Illustration: Liu Xidan/Global Times
"Does China Matter?" asked Gerald Segal, the renowned geopolitical analyst and prolific writer in 1999. He arrived at profoundly wrong conclusions and dismissed China as a small market that matters little to the world and as a second-rank middle power at best. Segal could be forgiven for his flawed forecast, since China was still poor and accounted for only 3 percent of global trade at the time. However, 25 years later, there is no excuse for Western analysts to continue dismissing China using logical fallacies, cherry-picked data and Orwellian doublespeak.
Such blatant propaganda is exemplified by the recent article, "China Is Gaslighting the Developing World," written by Robert Manning for the esteemed Foreign Policy magazine.
Debunking this one article is to debunk most of the anti-China propaganda emanating out of the American echo chamber.
For starters, the entire article is self-contradictory. The subtitle of the article is, "Beijing's promises of equality are a guise for hegemony" but most of the article portrays a China that is "faltering" in every aspect - at home and abroad. But, wait a minute, if China is performing so badly, there is no way it can achieve "global hegemony." The only one gaslighting everyone is the US establishment.
The rest of the article can be summarized as follows: A multipolar world is a faux utopia, de-dollarization is going nowhere, BRICS has no future, and everyone prefers the US-led world order. The standard lies about China are also recycled: Its economy is stumbling, it bullies its neighbors, it uses the "debt trap," and it has no soft power.
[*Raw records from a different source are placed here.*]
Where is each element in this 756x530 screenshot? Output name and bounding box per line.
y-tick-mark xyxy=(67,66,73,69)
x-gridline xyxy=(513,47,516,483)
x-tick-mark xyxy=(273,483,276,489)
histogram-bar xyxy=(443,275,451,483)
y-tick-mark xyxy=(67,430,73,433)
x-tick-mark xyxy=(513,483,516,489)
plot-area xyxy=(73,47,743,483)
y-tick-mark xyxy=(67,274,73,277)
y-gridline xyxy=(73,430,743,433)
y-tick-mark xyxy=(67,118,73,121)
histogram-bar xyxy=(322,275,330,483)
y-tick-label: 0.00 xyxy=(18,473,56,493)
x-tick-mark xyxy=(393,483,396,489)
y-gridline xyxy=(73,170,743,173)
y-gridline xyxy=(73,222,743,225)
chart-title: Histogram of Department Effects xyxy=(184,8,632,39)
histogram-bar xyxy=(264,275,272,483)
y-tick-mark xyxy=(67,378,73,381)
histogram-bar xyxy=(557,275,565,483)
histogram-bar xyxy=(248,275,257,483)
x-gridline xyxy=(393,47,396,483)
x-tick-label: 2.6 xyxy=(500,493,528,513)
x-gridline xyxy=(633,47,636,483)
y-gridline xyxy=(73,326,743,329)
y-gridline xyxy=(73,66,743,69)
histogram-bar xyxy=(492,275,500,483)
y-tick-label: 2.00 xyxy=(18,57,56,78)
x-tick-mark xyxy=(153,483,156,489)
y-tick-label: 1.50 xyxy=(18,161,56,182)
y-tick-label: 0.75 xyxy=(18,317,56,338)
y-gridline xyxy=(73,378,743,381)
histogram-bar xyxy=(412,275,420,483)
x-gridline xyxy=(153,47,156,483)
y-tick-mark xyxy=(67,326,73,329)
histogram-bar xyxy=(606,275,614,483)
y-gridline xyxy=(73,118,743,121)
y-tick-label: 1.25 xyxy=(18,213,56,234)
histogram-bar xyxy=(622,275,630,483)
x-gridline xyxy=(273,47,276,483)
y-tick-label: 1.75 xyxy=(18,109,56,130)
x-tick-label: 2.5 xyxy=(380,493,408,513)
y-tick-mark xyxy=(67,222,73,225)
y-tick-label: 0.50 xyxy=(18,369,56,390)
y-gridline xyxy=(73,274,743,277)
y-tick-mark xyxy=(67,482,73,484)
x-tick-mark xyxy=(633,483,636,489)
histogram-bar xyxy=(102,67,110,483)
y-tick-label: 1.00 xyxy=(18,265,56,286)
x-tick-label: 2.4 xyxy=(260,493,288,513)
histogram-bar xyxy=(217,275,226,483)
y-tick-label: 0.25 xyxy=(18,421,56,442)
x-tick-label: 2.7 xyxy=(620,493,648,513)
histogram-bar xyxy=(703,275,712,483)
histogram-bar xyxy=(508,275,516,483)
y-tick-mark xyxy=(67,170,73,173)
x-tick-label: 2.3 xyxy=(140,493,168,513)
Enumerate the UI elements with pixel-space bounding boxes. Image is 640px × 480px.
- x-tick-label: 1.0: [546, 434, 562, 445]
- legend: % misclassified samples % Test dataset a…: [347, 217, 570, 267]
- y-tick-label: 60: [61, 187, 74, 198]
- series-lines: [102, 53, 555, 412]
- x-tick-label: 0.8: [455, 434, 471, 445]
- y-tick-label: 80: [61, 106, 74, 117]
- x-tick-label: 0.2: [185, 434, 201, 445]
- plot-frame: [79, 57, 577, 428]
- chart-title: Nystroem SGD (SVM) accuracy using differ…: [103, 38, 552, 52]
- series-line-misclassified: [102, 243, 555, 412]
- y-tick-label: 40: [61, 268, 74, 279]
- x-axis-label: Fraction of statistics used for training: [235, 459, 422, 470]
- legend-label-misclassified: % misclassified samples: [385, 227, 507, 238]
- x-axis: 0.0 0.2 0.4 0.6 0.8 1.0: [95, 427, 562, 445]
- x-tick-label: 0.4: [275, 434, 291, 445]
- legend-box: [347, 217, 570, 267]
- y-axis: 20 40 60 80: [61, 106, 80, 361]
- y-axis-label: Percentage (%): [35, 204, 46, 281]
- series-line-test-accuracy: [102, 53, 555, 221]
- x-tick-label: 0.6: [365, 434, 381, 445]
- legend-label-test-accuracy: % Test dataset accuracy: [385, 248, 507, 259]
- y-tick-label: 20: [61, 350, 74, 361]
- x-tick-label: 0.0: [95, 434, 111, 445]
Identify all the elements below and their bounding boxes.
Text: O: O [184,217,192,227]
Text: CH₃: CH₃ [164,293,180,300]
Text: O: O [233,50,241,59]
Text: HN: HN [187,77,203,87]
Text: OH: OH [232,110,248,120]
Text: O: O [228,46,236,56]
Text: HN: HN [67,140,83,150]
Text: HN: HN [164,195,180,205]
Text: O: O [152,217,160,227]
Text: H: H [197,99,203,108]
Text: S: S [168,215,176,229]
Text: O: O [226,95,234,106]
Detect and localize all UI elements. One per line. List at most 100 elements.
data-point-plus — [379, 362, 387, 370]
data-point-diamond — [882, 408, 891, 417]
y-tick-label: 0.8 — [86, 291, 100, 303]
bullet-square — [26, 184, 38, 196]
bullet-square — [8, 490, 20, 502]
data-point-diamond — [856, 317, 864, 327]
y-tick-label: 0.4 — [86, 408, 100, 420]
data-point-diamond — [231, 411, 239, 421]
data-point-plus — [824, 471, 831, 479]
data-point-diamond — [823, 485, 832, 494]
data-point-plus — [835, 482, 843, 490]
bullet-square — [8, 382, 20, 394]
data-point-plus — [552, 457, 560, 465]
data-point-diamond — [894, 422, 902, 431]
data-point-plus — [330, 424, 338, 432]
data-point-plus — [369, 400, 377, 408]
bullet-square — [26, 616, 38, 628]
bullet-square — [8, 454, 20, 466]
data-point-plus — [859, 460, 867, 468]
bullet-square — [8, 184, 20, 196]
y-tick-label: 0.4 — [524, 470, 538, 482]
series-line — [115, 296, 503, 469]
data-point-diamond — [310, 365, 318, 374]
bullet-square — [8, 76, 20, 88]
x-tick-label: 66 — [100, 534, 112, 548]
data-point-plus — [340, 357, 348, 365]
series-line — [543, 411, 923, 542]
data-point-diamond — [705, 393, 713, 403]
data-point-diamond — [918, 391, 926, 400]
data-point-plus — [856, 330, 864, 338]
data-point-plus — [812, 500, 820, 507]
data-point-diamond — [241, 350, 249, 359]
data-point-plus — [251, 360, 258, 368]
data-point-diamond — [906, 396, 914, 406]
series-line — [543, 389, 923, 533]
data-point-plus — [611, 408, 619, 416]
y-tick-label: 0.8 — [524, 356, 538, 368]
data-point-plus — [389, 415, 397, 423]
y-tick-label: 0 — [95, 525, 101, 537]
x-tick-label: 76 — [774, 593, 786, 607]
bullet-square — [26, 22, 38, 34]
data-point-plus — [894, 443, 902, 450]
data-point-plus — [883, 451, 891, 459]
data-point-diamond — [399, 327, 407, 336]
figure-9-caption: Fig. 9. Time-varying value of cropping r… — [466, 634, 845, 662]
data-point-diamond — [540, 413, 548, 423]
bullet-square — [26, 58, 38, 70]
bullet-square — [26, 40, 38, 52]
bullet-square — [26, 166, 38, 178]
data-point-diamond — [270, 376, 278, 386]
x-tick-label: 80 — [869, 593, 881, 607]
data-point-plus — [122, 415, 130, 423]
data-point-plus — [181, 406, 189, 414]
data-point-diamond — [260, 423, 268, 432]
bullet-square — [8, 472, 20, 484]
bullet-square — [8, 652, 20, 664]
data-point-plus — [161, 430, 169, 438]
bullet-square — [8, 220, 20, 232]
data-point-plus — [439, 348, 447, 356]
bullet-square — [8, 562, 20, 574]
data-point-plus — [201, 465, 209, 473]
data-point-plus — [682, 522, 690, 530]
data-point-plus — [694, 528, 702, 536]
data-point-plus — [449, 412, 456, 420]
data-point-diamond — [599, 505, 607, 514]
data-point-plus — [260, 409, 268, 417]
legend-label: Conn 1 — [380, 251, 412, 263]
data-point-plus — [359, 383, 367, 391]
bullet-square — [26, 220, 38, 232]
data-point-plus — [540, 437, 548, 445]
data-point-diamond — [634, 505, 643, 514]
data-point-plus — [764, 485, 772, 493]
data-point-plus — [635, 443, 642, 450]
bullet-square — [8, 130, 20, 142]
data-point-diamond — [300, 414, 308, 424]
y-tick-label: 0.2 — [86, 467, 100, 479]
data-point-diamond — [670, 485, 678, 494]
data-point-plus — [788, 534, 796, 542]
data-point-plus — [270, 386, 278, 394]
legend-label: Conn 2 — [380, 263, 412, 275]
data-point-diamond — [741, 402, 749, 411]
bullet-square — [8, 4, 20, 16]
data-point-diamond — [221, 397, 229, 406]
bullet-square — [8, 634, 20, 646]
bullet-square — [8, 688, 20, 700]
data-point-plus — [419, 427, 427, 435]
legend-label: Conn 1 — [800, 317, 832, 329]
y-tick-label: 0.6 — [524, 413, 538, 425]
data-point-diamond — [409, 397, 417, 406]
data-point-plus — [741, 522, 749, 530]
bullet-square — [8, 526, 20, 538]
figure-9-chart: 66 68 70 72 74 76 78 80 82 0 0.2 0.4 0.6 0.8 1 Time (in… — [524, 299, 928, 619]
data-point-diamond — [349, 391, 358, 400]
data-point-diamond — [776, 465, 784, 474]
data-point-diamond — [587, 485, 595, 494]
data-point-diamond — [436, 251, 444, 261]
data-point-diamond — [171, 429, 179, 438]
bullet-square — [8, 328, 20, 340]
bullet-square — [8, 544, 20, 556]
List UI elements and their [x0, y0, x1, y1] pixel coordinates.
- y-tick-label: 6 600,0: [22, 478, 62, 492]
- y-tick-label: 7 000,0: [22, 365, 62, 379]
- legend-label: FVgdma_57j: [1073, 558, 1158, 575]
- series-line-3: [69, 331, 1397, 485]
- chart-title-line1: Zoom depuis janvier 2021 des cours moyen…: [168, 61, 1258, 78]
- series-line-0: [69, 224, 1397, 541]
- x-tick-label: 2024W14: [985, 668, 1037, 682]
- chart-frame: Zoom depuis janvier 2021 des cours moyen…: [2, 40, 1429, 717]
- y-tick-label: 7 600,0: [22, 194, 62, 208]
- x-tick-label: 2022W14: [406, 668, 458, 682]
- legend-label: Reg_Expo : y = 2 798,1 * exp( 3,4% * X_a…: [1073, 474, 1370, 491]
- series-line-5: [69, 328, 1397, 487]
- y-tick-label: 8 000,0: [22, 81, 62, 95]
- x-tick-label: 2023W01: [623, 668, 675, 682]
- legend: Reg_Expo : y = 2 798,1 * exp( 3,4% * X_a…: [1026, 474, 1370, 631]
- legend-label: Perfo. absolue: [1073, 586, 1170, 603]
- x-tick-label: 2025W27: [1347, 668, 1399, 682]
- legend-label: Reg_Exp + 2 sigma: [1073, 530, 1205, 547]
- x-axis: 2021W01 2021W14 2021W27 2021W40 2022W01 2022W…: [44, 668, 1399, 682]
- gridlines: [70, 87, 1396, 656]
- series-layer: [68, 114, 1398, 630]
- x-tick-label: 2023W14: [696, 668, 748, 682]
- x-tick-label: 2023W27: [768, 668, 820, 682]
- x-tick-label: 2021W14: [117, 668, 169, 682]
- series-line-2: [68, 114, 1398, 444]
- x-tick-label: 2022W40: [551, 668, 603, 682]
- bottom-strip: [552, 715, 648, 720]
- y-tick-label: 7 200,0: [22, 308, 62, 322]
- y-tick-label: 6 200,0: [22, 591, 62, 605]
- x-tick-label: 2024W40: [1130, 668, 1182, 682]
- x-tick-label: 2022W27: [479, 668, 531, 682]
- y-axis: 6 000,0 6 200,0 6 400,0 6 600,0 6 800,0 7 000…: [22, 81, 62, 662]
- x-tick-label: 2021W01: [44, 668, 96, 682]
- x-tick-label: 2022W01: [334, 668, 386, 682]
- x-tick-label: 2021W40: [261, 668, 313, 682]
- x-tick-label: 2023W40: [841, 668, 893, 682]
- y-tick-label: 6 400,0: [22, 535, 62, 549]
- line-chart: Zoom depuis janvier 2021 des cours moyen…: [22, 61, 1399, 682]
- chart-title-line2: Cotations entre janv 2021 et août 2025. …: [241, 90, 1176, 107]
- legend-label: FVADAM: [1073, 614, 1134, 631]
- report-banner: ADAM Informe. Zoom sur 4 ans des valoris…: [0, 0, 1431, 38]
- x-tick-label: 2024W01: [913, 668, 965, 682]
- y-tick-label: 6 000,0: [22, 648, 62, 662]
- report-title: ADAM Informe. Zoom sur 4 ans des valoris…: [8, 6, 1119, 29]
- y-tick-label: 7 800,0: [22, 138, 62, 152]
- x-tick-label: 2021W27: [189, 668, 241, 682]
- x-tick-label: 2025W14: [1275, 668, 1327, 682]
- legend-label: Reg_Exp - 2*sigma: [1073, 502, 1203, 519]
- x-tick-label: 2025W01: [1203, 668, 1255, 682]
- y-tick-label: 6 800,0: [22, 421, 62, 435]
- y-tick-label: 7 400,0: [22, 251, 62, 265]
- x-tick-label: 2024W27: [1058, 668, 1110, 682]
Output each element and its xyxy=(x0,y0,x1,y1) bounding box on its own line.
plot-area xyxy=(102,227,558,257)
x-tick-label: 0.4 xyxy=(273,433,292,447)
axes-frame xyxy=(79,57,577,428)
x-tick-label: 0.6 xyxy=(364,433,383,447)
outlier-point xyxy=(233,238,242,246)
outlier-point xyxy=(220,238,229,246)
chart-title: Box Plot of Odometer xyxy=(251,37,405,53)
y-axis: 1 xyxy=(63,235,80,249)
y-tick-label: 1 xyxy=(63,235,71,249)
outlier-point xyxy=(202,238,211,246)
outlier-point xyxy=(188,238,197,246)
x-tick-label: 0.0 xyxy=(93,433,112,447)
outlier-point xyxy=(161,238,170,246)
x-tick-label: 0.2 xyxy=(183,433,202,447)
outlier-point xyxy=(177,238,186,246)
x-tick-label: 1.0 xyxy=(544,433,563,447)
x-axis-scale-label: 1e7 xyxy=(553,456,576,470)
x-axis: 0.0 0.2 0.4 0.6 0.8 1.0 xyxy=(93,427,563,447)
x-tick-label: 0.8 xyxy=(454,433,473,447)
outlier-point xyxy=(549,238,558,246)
Let's refute those lies one by one.
First, the rise of a multipolar world is not only inevitable but is happening in real time. The economic, technological and geopolitical centers are shifting rapidly to Asia. In terms of GDP by purchasing power, BRICS is larger than G7, and Asia is larger than the collective West. According to some projections, by 2030, six out of the ten largest economies in the world will be in Asia. The world's largest and fastest-growing middle class is in the Global South. And China has been leading the world in patents and scientific publications for many years.
No serious analyst can ignore the rapid expansion of BRICS and the resentment toward US-led perpetual wars and chaos. The fact that Saudi Arabia, Iran and the UAE - three energy powerhouses and geopolitically strategic countries - opted to join BRICS last year should be a wake-up call for the exceptionalists. Thirty more countries have queued up to join BRICS, which offers a vision of multilateralism, cooperation, shared destiny and common prosperity.
As for de-dollarization, the global trends are obvious: More than half of China's cross-border transactions are now happening in yuan, and Russia-China trade is almost completely devoid of the US dollar. From Latin America to Africa and ASEAN to India, everyone is exploring ways to decouple from the US dollar, which has been weaponized. When OPEC starts selling oil for yuan, it will ring the death knell for petrodollar. Creating alternatives to the current rigged financial system is difficult but not impossible. No global reserve currency or empire lasts forever.
While China's economy has slowed down, 32 percent of global economic growth came from China last year. Also, in 2023, China became the world's largest exporter of cars - another milestone in China's manufacturing prowess. In 2024, the World Bank projects the US to grow at 1.6 percent and the Eurozone at 0.7 percent. This means if China achieves its target GDP rate of 5 percent, it will grow 3 times faster than America and 7 times faster than Europe.
China's economy is "stumbling" forward so fast that Americans created a new word - "overcapacity" - to hobble China's success in the next-generation technologies.
Most of China's problems with many of its neighbors have one source: the US. However, China patiently works to find win-win solutions. For example, Australian Prime Minister Albanese visited Beijing last year, and now China's tariffs on Australia's coal, wine, among others, have disappeared. A recent poll also reveals that ASEAN citizens would choose China over the US.
Regarding China's so-called debt trap, let's not forget that 86 percent of developing nations' external debt is owed to private and multilateral creditors. China's share is minimal. More importantly, Chinese "debt" are crucial investments that lead to tangible projects such as highways, railways, seaports, airports, dams, schools and hospitals. These are indispensable for the growth of developing nations.
In summary, the US is now wasting an enormous amount of money on ineffective geopolitical campaigns.